AMPK-dependent inhibition of mTOR in RPS26 C-terminus deletion cells. (A, B) WT and RPS26dC cells were treated with 0.9 g/l or without glucose. Cells were harvested after 4 h and subjected to western blot analysis using anti-4EBP and anti-phosphorylated 4EBP (p-4EBP) (A) or anti-AMPK and anti-phosphorylated AMPK (p-AMPK) (B) and anti-tubulin antibodies (N = 3). (C) Cells were treated with or without glucose in the presence or absence of 20 µM compound C. Cells were harvested after 3 h and subjected to western blot analysis using anti-4EBP, anti-p-4EBP and anti-tubulin antibodies. Representative immunoblots are shown. Quantified results are shown in the graphs (N = 3). (D) ATP/ADP ratio per cell of WT (red) and RPS26dC (blue) cells (N = 5). The graphs represent the mean ± SE from three to five independent experiments.

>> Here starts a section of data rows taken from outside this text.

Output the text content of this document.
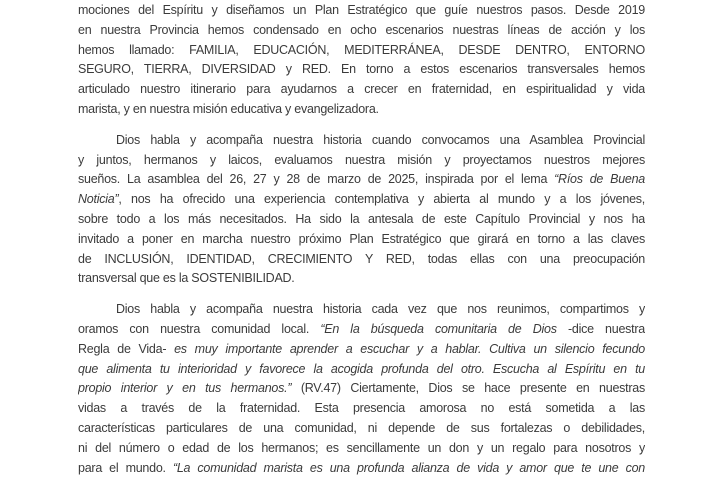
mociones del Espíritu y diseñamos un Plan Estratégico que guíe nuestros pasos. Desde 2019
en nuestra Provincia hemos condensado en ocho escenarios nuestras líneas de acción y los
hemos llamado: FAMILIA, EDUCACIÓN, MEDITERRÁNEA, DESDE DENTRO, ENTORNO
SEGURO, TIERRA, DIVERSIDAD y RED. En torno a estos escenarios transversales hemos
articulado nuestro itinerario para ayudarnos a crecer en fraternidad, en espiritualidad y vida
marista, y en nuestra misión educativa y evangelizadora.
Dios habla y acompaña nuestra historia cuando convocamos una Asamblea Provincial
y juntos, hermanos y laicos, evaluamos nuestra misión y proyectamos nuestros mejores
sueños. La asamblea del 26, 27 y 28 de marzo de 2025, inspirada por el lema “Ríos de Buena
Noticia”, nos ha ofrecido una experiencia contemplativa y abierta al mundo y a los jóvenes,
sobre todo a los más necesitados. Ha sido la antesala de este Capítulo Provincial y nos ha
invitado a poner en marcha nuestro próximo Plan Estratégico que girará en torno a las claves
de INCLUSIÓN, IDENTIDAD, CRECIMIENTO Y RED, todas ellas con una preocupación
transversal que es la SOSTENIBILIDAD.
Dios habla y acompaña nuestra historia cada vez que nos reunimos, compartimos y
oramos con nuestra comunidad local. “En la búsqueda comunitaria de Dios -dice nuestra
Regla de Vida- es muy importante aprender a escuchar y a hablar. Cultiva un silencio fecundo
que alimenta tu interioridad y favorece la acogida profunda del otro. Escucha al Espíritu en tu
propio interior y en tus hermanos.” (RV.47) Ciertamente, Dios se hace presente en nuestras
vidas a través de la fraternidad. Esta presencia amorosa no está sometida a las
características particulares de una comunidad, ni depende de sus fortalezas o debilidades,
ni del número o edad de los hermanos; es sencillamente un don y un regalo para nosotros y
para el mundo. “La comunidad marista es una profunda alianza de vida y amor que te une con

Asterisks denote statistically significant differences (*P < 0.05, ****P < 0.001).

Figure 5.

Global translation analysis of RPS26dC cells revealed energy stress signature. (A) Regression analysis between log₂(RPS26dC TE/WT TE) and log₂(WT GS TE/WT TE). R = 0.435, P< 2.2 × 10⁻¹⁶. Boxplots presenting the TE distributions of TISU (B), OXPHOS pathway (C), glycolysis pathway (D), fatty acid oxidation pathway (E) and TOP-containing RP genes (F) in all samples. Asterisks denote statistically significant differences (*P < 0.05, ***P < 0.005, ****P < 0.001).